Wednesday, 10 July 2013

Unrest in northwestern China questions ethnic policy

In China’s Xinjiang Uighur Autonomous Region, differing cultural values between Uighurs and Han Chinese highlight the need for Beijing to review its ethnic policy. Recently erupting violence at the end of June, killing 35 people, underlines the country’s struggle with its ethnically diverse border regions and also exposes the skewed living standards between Chinese living near the coast and those deeper in the mainland.

Chinese security forces demonstrate stop protests
in Urumqi, China's farwest Xinjiang region - Picture: AFP
Beijing is looking at new pragmatic approach for their border regions. An historic heavy-handed control has already singed relationships with ethnic minorities and a softer way of dealing with the inland people could be in development.

Xinjiang is located far inland near the Central Asian borderlands. The majority-Muslim northwestern region dealt with the recent riots just four days before the fourth anniversary of the 2009 clashes which killed almost 200 people. Several clashes around police stations over the past few weeks have heightened security measures.

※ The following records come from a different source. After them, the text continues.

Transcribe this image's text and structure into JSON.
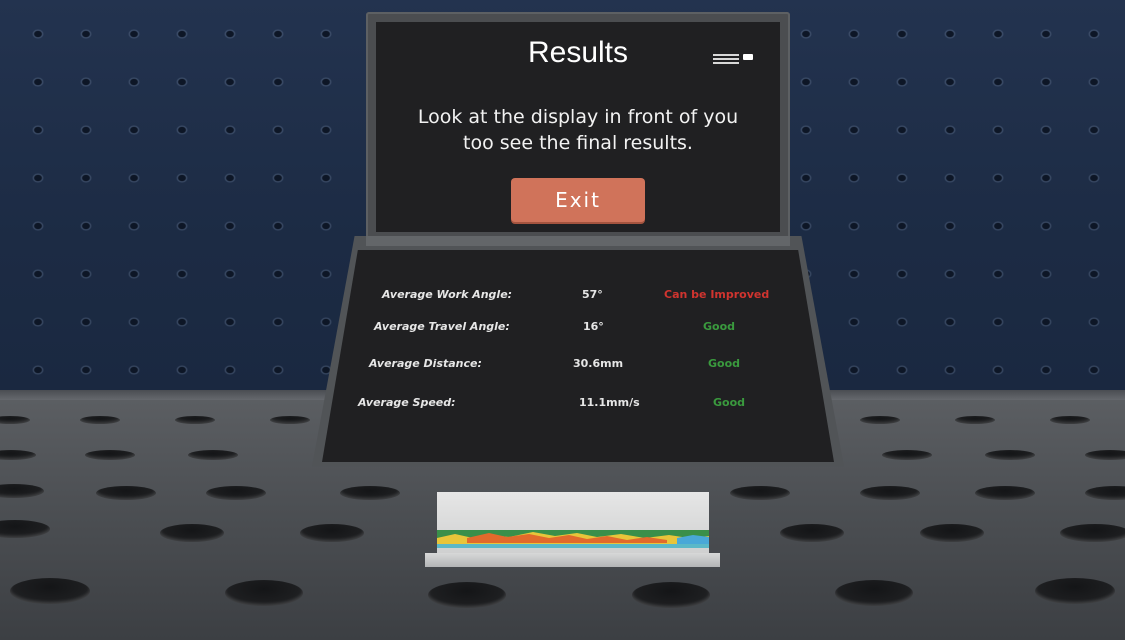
{
  "top_display": {
    "title": "Results",
    "instructions_line1": "Look at the display in front of you",
    "instructions_line2": "too see the final results.",
    "exit_label": "Exit"
  },
  "results_table": {
    "rows": [
      {
        "label": "Average Work Angle:",
        "value": "57°",
        "status": "Can be Improved",
        "status_color": "#d0342f"
      },
      {
        "label": "Average Travel Angle:",
        "value": "16°",
        "status": "Good",
        "status_color": "#3a9a3e"
      },
      {
        "label": "Average Distance:",
        "value": "30.6mm",
        "status": "Good",
        "status_color": "#3a9a3e"
      },
      {
        "label": "Average Speed:",
        "value": "11.1mm/s",
        "status": "Good",
        "status_color": "#3a9a3e"
      }
    ]
  },
  "colors": {
    "exit_button": "#d0735a",
    "screen_background": "#202022",
    "good": "#3a9a3e",
    "can_be_improved": "#d0342f"
  },
  "icons": {
    "logo": "brand-logo-icon"
  }
}
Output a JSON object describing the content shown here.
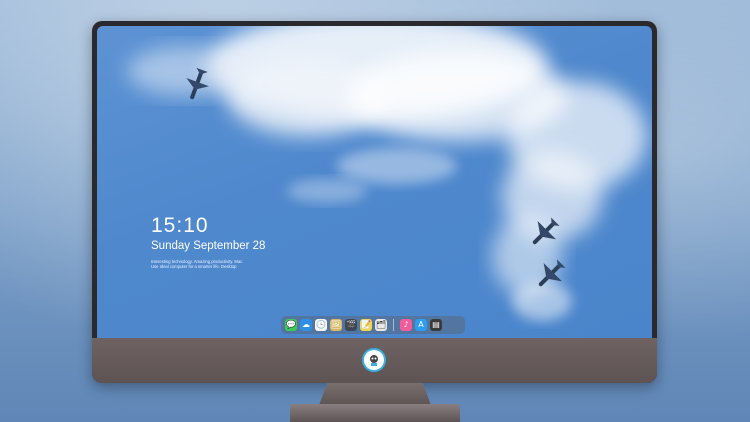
{
  "lock_screen": {
    "time": "15:10",
    "date": "Sunday September 28",
    "fine_print_line1": "Interesting technology. Amazing productivity. Mac",
    "fine_print_line2": "Use Ideal computer for a smarter life. Desktop"
  },
  "dock": {
    "items": [
      {
        "name": "messages",
        "icon": "message-bubble-icon",
        "glyph": "💬",
        "bg": "#3cc85a"
      },
      {
        "name": "finder",
        "icon": "cloud-icon",
        "glyph": "☁",
        "bg": "#2f8fe8"
      },
      {
        "name": "clock",
        "icon": "clock-icon",
        "glyph": "🕒",
        "bg": "#f5f5f5"
      },
      {
        "name": "preview",
        "icon": "photo-frame-icon",
        "glyph": "🖼",
        "bg": "#d7b86a"
      },
      {
        "name": "clapper",
        "icon": "clapper-icon",
        "glyph": "🎬",
        "bg": "#3b4a5a"
      },
      {
        "name": "notes",
        "icon": "note-icon",
        "glyph": "📝",
        "bg": "#f7d547"
      },
      {
        "name": "photos",
        "icon": "gallery-icon",
        "glyph": "🗂",
        "bg": "#e8e8e8"
      },
      {
        "name": "music",
        "icon": "music-note-icon",
        "glyph": "♪",
        "bg": "#f25c9a"
      },
      {
        "name": "app-store",
        "icon": "app-store-icon",
        "glyph": "A",
        "bg": "#2c9df0"
      },
      {
        "name": "terminal",
        "icon": "terminal-icon",
        "glyph": "▤",
        "bg": "#3a3a3a"
      }
    ]
  },
  "colors": {
    "sky": "#4f88cd",
    "bezel": "#2a2a2e",
    "chin": "#5e5353"
  }
}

It is unclear which ethnic minority the attackers represented, but state media have hinted at a possible connection with the Uighur exiles operating outside of China that Beijing calls “terrorists”. Those exiles are angry at a perceived cultural dilution as Beijing implements a massive migration of ethnic Han into the region. Fighting between the two groups is increasing and exacerbated by the region’s vast energy reserves.

Beijing is under pressure from the violence to find a way to reconcile its ethnic policy with its long-term goal of developing the mainland into a wealthy and modern society. China has struggled with Tibet in much the same way as Xinjiang due largely to the enormous distances separating the advanced coast from its disperse and ethnically divided interior which feels increasingly subjugated by China.

Much of the legitimacy of the Communist Party in the eyes of the Han Chinese population comes from an expectation of continued stability and territorial integrity. Unrest in Xinjiang has been quelled with a heavy security hand in the past along with a policy of encouraging the movement of Han Chinese to marginalise the Uighur influences and integrate minorities into mainstream Chinese society.

While this sounds good on the face, the policy pivots on whether the minorities actually want to be associated with Han lifestyle. The fact that riots are occurring more often since 2008 as Uighurs push back against Beijing’s social engineering will bother Chinese officials trained in the ideology of sinic cultural superiority. Clearly the cultural traditions of the ethnic minorities are still closely respected, and adoption of what is essentially a foreign culture is unattractive for many of them.

Calling Beijing’s ethnic policy in the mainland a total failure at this point might be premature. But building a “harmonious society” was always going be a difficult task for central planners. Forcing two or more starkly different ethnic groups together under an artificial edifice is clearly not working but there are some signs that Beijing is considering more conciliatory policies in its border regions.

Ethnic unrest in China is not homogenous and differs from one restive region to another. Taken together however, the clashes and public disobedience suggest China will continue to struggle with the complicated nature of stabilising the country. China can not very well adopt a Soviet strategy of forcibly removing whole populations. Instead Beijing will continue diluting the populations and tighten security while adopting a softer approach to grievances.